Heterogeneity and biased T cell receptor α/β repertoire of mucosal CD8+ cells from murine large intestine: Implications for functional state

Abstract

Up to 90% of CD8+ intraepithelial lymphocytes (IEL) of the murine large intestine (LI) belong to the α/β T cell lineage and consist of two subsets. One subset expresses both α and β subunits of the CD8 coreceptor, and is uniformly Thy1+, CD5+, B220-, CD2+, CD28+. The CD8α+β+ LI-IEL exclude self-reacting V(β) structures, and readily proliferate in vivo in response to T cell receptor-mediated stimuli.
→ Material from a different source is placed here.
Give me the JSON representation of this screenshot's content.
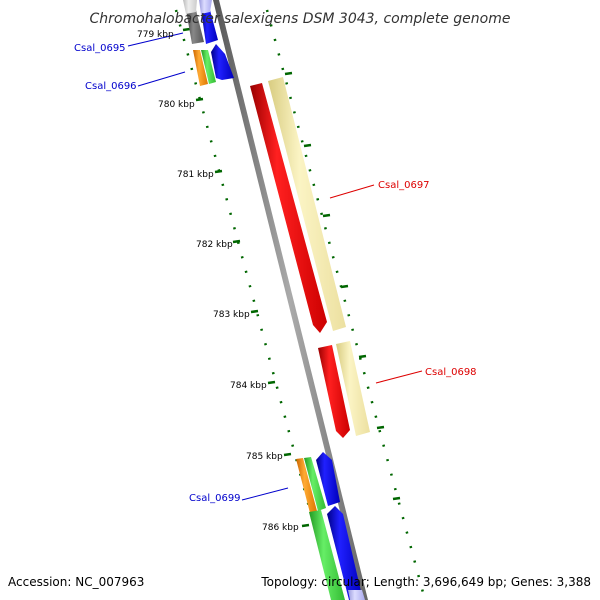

The CD8α+β- subset of TCR- α/β+ LI-IEL is Thy1(-/+), CD5-, B220+, CD2(+/-), and CD28-. It contains cells with potentially self-reacting V(β)s and is responsive in vivo to high doses of anti-TCR-α/β monoclonal antibody (mAb), but not to bacterial superantigens. Both subsets are abundant in LI-IEL of old nude mice, and CD8α+β+ LI-IEL in nude mice undergo the same V(β) deletions as in euthymic mice of the same background. Both subsets express the intestinal T cell-specific integrin α(M290)β7, known to be a homing receptor for IEL. Unusually high proportions of CD69+ cells within both subsets indicate chronic activation. The proportions of CD69+ and α(M290)β7+ cells within the CD8α+β+ subset increase with age, probably due to constant antigenic challenge. We propose that CD8α+β+ and CD8α+β- subsets of LI-IEL permanently reside in LI and represent a lineage different from spleen and lymph node CD8+ T cells. The CD8α+β+ undergoes negative selection, and is responsive to TCR-mediated stimuli. The CD8α+β- subset of LI-IEL is a subject of distinct selection mechanisms, and has low responsiveness to TCR- mediated stimuli.